I noticed math_emulate.c comes from Linux (it even has a " * (C) 1991 Linus Torvalds" bit on it). I was wondering what the license on that code is. It looks like Linux adopted GPL in 1992 so maybe this copy predates that, but it was under some other non-BSD license before that.

einr|10 months ago

The full license for Linux prior to 0.12 was:

  This kernel is (C) 1991 Linus Torvalds, but all or part of it may be
  redistributed provided you do the following:

  - Full source must be available (and free), if not with the
    distribution then at least on asking for it.

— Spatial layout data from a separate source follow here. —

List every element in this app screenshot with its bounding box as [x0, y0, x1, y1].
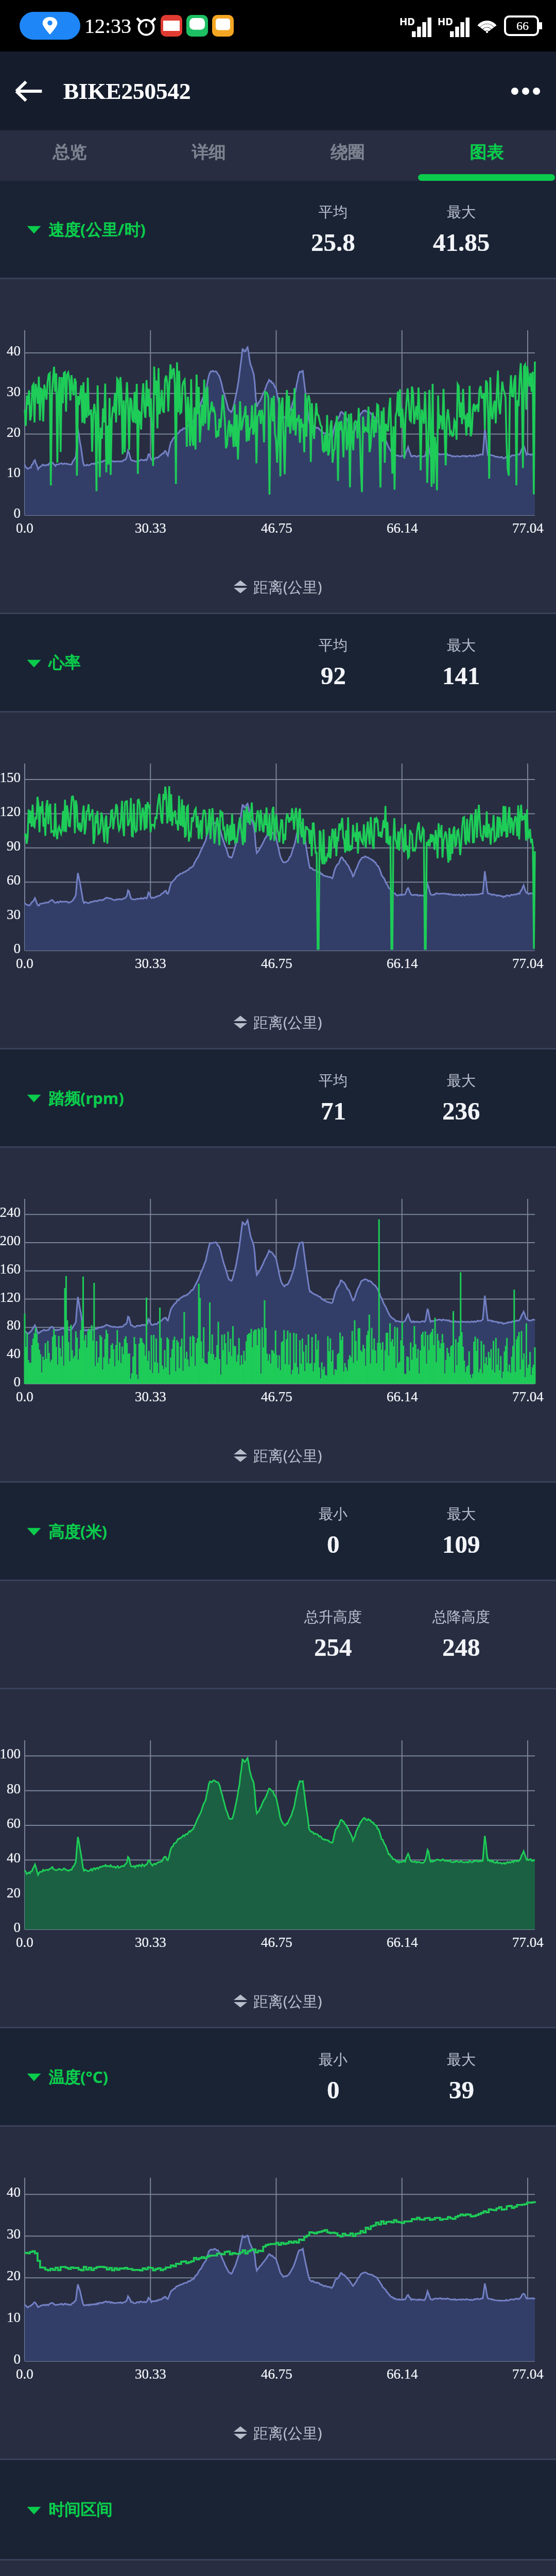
staticText: 总览	[53, 142, 86, 163]
staticText: 240	[0, 1205, 21, 1220]
staticText: 77.04	[512, 1935, 544, 1950]
staticText: 0	[13, 1920, 21, 1935]
button[interactable]: More options	[495, 52, 556, 130]
staticText: 150	[0, 770, 21, 785]
staticText: 0	[13, 505, 21, 521]
staticText: 40	[7, 1850, 21, 1866]
staticText: 平均	[319, 1072, 348, 1090]
staticText: 77.04	[512, 956, 544, 971]
staticText: 20	[7, 2268, 21, 2283]
staticText: 77.04	[512, 1389, 544, 1404]
staticText: 速度(公里/时)	[48, 218, 146, 240]
staticText: 141	[442, 662, 480, 689]
staticText: 41.85	[433, 228, 490, 256]
staticText: 30	[7, 2226, 21, 2242]
staticText: 0.0	[16, 1935, 33, 1950]
staticText: 46.75	[261, 2366, 292, 2382]
staticText: 10	[7, 465, 21, 480]
staticText: 距离(公里)	[253, 2422, 322, 2443]
staticText: 最小	[319, 1505, 348, 1523]
button[interactable]: 踏频(rpm)	[27, 1087, 124, 1109]
staticText: 距离(公里)	[253, 1012, 322, 1032]
staticText: 0	[13, 2351, 21, 2367]
staticText: 60	[7, 1816, 21, 1831]
staticText: 40	[7, 1346, 21, 1361]
staticText: 30	[7, 907, 21, 922]
staticText: 高度(米)	[48, 1520, 108, 1542]
button[interactable]: 时间区间	[27, 2500, 112, 2520]
staticText: 图表	[470, 142, 503, 163]
staticText: 46.75	[261, 520, 292, 536]
staticText: 距离(公里)	[253, 1445, 322, 1466]
staticText: 66	[516, 19, 529, 33]
staticText: 总降高度	[432, 1608, 490, 1626]
staticText: 时间区间	[48, 2500, 112, 2520]
button[interactable]: 距离(公里)	[234, 1012, 322, 1032]
staticText: 77.04	[512, 2366, 544, 2382]
staticText: 0	[327, 2076, 340, 2104]
staticText: 25.8	[311, 228, 355, 256]
staticText: 92	[321, 662, 346, 689]
staticText: 248	[442, 1633, 480, 1661]
staticText: 40	[7, 2184, 21, 2200]
button[interactable]: 高度(米)	[27, 1520, 108, 1542]
staticText: 最大	[447, 1072, 476, 1090]
staticText: 0	[327, 1530, 340, 1558]
button[interactable]: 详细	[139, 130, 278, 181]
staticText: 0	[13, 941, 21, 956]
staticText: 0.0	[16, 520, 33, 536]
staticText: 平均	[319, 636, 348, 654]
staticText: 30.33	[135, 1935, 166, 1950]
staticText: 20	[7, 425, 21, 440]
staticText: 最大	[447, 636, 476, 654]
staticText: 最小	[319, 2050, 348, 2069]
staticText: 100	[0, 1746, 21, 1761]
button[interactable]: 绕圈	[278, 130, 417, 181]
staticText: 160	[0, 1261, 21, 1277]
button[interactable]: 距离(公里)	[234, 1445, 322, 1466]
staticText: 46.75	[261, 956, 292, 971]
staticText: 0.0	[16, 1389, 33, 1404]
staticText: 66.14	[387, 956, 418, 971]
staticText: 最大	[447, 1505, 476, 1523]
staticText: 绕圈	[331, 142, 364, 163]
staticText: 77.04	[512, 520, 544, 536]
staticText: 80	[7, 1781, 21, 1797]
staticText: 30	[7, 384, 21, 399]
staticText: 109	[442, 1530, 480, 1558]
button[interactable]: 距离(公里)	[234, 577, 322, 597]
staticText: 66.14	[387, 2366, 418, 2382]
staticText: 46.75	[261, 1935, 292, 1950]
staticText: 20	[7, 1885, 21, 1901]
button[interactable]: 总览	[0, 130, 139, 181]
button[interactable]: 距离(公里)	[234, 1991, 322, 2011]
button[interactable]: 距离(公里)	[234, 2422, 322, 2443]
button[interactable]: 速度(公里/时)	[27, 218, 146, 240]
staticText: 236	[442, 1097, 480, 1125]
button[interactable]: Back	[0, 52, 58, 130]
staticText: 66.14	[387, 1389, 418, 1404]
button[interactable]: 温度(°C)	[27, 2066, 109, 2088]
staticText: HD	[399, 14, 415, 28]
staticText: 46.75	[261, 1389, 292, 1404]
staticText: BIKE250542	[63, 78, 191, 104]
staticText: 66.14	[387, 520, 418, 536]
staticText: 30.33	[135, 956, 166, 971]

  - Copyright notices must be intact. (In fact, if you distribute
    only parts of it you may have to add copyrights, as there aren't
    (C)'s in all files.) Small partial excerpts may be copied
    without bothering with copyrights.

  - You may not distibute this for a fee, not even "handling"
    costs.
This is clearly written by someone who has no business writing software licenses ;) but does not appear to be incompatible with the BSD license and in fact, the code in question originates from 386BSD (https://github.com/386bsd/386bsd/blob/2.0/usr/src/kernel/mat...) and made it from there into the NetBSD mainline.

esafak|10 months ago

[deleted]

LukeShu|10 months ago

It's not emulating a crippled chip, it runs on the i486SX (which has no FPU, by artificial limitation or not), and emulates an x87 FPU.